[tysam_and]

Well, if I could guide a bit in terms of focus, it's not necessarily the precision of the floating point values as much as the structure of information flow and expressivity in the network. Gradients are going to die basically regardless of precision or not, you're maybe saving yourself a few steps but if you're at the point of using precision to stave off dead gradients it's like several orders of magnitude less efficient than a decent solution is.

My personal belief on experience is that training in pure FP8 is maybe possible with some hacks, but that our limit for needing mixed precision to stabilize things might come into play around 3-6/7 bits or so (a wide range, sorry). I could be wrong though, maybe there is some really cool discrete training method out there that I'm not aware of.

A good way to prevent information loss in neural networks is to minimize all of your subpath lengths. You also want a really short shortest path for information from your first to your final layer. That will do a lot.

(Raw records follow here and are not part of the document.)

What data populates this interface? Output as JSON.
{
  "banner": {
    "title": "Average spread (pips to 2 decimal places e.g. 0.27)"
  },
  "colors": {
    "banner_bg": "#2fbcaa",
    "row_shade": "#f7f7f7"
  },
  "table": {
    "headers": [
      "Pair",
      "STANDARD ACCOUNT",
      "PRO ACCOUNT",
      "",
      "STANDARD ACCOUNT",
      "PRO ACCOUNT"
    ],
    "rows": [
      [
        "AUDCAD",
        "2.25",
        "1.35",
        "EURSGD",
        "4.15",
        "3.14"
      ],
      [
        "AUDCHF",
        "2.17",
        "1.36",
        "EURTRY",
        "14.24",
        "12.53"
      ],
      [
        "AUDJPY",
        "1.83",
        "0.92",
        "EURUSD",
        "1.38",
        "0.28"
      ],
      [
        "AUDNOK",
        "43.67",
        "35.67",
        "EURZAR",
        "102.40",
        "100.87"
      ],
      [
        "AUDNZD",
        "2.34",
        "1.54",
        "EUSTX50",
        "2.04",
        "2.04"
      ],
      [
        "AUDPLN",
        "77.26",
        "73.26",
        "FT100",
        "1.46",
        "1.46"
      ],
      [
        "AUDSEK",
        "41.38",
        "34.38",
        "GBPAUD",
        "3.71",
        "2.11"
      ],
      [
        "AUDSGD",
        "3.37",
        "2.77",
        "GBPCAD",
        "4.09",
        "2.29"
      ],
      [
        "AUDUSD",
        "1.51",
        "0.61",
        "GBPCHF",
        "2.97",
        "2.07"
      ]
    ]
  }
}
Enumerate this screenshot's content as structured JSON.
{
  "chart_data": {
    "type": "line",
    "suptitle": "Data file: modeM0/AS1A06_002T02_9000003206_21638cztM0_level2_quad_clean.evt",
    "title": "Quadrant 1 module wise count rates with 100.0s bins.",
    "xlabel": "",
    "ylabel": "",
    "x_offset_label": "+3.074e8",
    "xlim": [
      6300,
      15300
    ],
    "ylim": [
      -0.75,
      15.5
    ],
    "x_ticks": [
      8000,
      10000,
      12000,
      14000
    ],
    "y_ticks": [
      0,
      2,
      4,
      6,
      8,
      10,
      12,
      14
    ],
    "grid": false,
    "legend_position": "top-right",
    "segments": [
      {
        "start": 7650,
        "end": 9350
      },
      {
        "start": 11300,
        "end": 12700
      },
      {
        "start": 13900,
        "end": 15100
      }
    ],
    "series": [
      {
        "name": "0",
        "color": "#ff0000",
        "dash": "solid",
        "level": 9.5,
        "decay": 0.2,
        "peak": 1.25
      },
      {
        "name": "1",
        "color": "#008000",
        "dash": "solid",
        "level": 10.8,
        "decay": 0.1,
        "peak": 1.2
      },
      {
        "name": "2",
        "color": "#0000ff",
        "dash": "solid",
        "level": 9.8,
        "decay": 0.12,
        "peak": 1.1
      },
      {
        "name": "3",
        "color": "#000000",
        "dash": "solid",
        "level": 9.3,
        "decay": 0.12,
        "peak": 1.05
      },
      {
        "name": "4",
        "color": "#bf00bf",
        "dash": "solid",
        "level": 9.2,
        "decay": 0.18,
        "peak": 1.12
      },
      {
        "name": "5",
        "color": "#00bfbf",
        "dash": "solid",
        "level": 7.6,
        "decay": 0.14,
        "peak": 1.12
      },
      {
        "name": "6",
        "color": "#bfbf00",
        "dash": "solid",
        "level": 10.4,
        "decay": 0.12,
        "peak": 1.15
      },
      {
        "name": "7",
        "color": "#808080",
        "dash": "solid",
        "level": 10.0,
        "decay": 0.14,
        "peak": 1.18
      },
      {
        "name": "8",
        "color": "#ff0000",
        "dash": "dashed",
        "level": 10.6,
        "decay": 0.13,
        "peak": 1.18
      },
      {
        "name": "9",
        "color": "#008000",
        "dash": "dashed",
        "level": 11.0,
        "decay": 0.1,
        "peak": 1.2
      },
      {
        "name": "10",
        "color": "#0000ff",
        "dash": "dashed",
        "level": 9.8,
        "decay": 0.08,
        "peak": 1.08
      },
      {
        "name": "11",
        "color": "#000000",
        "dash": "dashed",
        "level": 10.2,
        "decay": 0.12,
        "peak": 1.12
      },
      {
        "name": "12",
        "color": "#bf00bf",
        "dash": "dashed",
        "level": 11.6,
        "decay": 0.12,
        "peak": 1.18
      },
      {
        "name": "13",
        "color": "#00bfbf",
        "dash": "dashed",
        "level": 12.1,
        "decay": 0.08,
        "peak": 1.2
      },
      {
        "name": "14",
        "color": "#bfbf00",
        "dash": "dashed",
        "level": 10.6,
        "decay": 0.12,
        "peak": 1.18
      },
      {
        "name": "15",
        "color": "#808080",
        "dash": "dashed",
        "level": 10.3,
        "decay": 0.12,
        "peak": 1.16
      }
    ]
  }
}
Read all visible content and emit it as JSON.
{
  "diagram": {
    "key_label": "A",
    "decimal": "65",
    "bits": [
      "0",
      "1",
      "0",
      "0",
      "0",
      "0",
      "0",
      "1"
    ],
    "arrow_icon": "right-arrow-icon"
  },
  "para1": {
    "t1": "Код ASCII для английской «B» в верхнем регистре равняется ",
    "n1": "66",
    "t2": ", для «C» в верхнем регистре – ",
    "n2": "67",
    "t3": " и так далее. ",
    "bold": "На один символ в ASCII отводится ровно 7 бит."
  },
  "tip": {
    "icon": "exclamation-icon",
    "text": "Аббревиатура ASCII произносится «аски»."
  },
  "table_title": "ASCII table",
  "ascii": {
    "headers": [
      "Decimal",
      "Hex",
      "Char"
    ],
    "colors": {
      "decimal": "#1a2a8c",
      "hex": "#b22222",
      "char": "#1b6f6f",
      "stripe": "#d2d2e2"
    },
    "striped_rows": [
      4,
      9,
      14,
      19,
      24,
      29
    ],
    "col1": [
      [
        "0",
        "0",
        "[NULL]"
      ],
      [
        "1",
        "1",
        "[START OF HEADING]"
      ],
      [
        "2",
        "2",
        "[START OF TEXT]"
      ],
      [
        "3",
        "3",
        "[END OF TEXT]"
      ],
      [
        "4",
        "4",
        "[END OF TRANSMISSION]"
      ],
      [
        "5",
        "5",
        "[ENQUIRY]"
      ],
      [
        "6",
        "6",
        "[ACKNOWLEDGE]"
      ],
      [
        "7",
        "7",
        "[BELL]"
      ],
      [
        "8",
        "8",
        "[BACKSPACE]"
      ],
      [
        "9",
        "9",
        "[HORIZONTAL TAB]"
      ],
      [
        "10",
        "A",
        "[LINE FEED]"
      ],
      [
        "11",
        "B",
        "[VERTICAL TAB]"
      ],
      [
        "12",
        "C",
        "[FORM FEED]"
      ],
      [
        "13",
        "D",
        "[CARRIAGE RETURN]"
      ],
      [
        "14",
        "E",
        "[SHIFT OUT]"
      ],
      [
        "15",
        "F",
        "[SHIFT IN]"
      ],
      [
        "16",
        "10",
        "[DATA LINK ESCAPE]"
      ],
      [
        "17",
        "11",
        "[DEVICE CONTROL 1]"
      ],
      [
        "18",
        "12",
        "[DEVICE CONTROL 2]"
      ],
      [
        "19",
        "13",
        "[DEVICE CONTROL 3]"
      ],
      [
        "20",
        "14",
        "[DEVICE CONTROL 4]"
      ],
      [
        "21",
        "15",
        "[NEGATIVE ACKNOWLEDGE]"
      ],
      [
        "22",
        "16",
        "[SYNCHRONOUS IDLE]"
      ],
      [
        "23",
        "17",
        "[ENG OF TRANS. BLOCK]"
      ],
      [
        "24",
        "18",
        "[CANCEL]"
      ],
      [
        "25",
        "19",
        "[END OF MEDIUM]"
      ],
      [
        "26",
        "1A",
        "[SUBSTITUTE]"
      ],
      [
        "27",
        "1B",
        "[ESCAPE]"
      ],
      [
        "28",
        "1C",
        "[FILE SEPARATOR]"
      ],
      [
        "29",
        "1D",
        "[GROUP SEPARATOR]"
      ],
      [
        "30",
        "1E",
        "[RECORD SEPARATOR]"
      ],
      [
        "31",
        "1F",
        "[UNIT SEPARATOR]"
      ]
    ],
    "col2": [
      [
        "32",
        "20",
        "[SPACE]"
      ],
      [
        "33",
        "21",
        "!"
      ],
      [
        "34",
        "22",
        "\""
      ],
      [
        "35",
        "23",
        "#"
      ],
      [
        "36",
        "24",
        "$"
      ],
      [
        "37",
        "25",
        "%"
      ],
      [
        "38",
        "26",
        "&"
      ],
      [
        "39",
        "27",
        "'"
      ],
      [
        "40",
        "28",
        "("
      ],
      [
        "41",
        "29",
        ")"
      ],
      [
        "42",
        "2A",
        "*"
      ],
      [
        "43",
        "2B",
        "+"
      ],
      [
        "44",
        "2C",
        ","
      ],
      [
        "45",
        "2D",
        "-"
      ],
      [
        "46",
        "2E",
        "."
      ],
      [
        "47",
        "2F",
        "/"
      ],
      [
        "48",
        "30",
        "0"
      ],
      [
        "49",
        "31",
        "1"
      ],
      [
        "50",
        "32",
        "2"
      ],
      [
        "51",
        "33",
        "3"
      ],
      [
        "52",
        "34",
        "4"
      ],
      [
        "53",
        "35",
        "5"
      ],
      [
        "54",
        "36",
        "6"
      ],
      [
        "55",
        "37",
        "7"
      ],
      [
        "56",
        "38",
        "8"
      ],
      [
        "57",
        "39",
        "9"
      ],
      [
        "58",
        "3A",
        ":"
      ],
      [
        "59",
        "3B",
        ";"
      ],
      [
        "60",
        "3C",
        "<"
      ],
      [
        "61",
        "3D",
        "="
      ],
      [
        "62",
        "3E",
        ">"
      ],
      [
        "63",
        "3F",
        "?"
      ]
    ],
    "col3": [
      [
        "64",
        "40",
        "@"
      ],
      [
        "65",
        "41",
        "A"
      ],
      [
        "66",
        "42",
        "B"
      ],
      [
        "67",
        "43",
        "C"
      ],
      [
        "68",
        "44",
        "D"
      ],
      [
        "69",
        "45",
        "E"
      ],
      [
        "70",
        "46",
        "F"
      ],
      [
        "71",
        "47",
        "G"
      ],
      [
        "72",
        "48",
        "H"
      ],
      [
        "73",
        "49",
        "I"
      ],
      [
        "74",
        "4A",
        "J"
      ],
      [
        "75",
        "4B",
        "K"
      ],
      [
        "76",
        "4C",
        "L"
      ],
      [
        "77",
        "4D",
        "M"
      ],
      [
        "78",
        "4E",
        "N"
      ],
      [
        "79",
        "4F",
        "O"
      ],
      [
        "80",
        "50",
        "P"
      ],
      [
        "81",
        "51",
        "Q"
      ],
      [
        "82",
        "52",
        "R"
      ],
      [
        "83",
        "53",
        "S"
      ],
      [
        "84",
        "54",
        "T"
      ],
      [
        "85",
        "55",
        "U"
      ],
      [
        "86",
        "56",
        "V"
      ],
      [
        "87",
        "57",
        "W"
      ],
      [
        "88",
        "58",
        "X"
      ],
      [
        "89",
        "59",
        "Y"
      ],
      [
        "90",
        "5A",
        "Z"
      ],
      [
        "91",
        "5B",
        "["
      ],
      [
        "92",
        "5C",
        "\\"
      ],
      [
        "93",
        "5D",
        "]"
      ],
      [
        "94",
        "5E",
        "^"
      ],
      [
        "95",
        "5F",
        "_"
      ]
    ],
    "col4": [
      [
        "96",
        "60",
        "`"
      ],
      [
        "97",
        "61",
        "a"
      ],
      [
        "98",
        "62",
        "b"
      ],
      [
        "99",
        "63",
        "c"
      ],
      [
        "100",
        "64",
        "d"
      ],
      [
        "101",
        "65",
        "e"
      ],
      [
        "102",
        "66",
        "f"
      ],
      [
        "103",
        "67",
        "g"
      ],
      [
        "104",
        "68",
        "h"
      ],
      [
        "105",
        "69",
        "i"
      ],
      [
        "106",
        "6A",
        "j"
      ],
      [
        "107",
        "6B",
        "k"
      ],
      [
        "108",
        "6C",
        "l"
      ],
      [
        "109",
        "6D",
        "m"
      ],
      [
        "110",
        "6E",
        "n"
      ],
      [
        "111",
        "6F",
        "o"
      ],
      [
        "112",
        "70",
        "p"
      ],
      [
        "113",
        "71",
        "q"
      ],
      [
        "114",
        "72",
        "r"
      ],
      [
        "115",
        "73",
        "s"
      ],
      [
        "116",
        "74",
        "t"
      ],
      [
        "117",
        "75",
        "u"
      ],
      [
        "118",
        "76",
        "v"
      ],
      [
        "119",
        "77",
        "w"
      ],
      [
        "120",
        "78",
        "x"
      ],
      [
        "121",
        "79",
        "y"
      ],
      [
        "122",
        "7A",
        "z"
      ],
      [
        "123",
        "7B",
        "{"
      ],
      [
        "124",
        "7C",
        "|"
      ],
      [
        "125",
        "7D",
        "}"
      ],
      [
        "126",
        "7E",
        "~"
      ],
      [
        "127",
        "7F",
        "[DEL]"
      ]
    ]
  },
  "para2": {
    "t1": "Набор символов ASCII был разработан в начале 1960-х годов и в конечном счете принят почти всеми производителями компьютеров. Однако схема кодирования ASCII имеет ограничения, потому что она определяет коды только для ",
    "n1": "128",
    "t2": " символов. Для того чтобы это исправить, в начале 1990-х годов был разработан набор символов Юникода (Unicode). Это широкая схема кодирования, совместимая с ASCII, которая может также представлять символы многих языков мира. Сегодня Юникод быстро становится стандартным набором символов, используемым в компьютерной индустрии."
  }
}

Also, as far as things being jagged -- remember that floating point only loses a lot of precision on large numbers, which should be really coarse anyways. Having large, perfectly precise numbers means we are likely overfitting. Small and detailed means that we can afford to have high precision. Think of it as a beneficial tradeoff like knowing momentum and/or velocity to some exchangeable extent in quantum mechanics. If we impose that on our precision, we get some nice benefits in the end.

Hope that helps sort of expound on the subject a bit more, feel free to let me know if you have any questions and much love! <3 :))) :D :)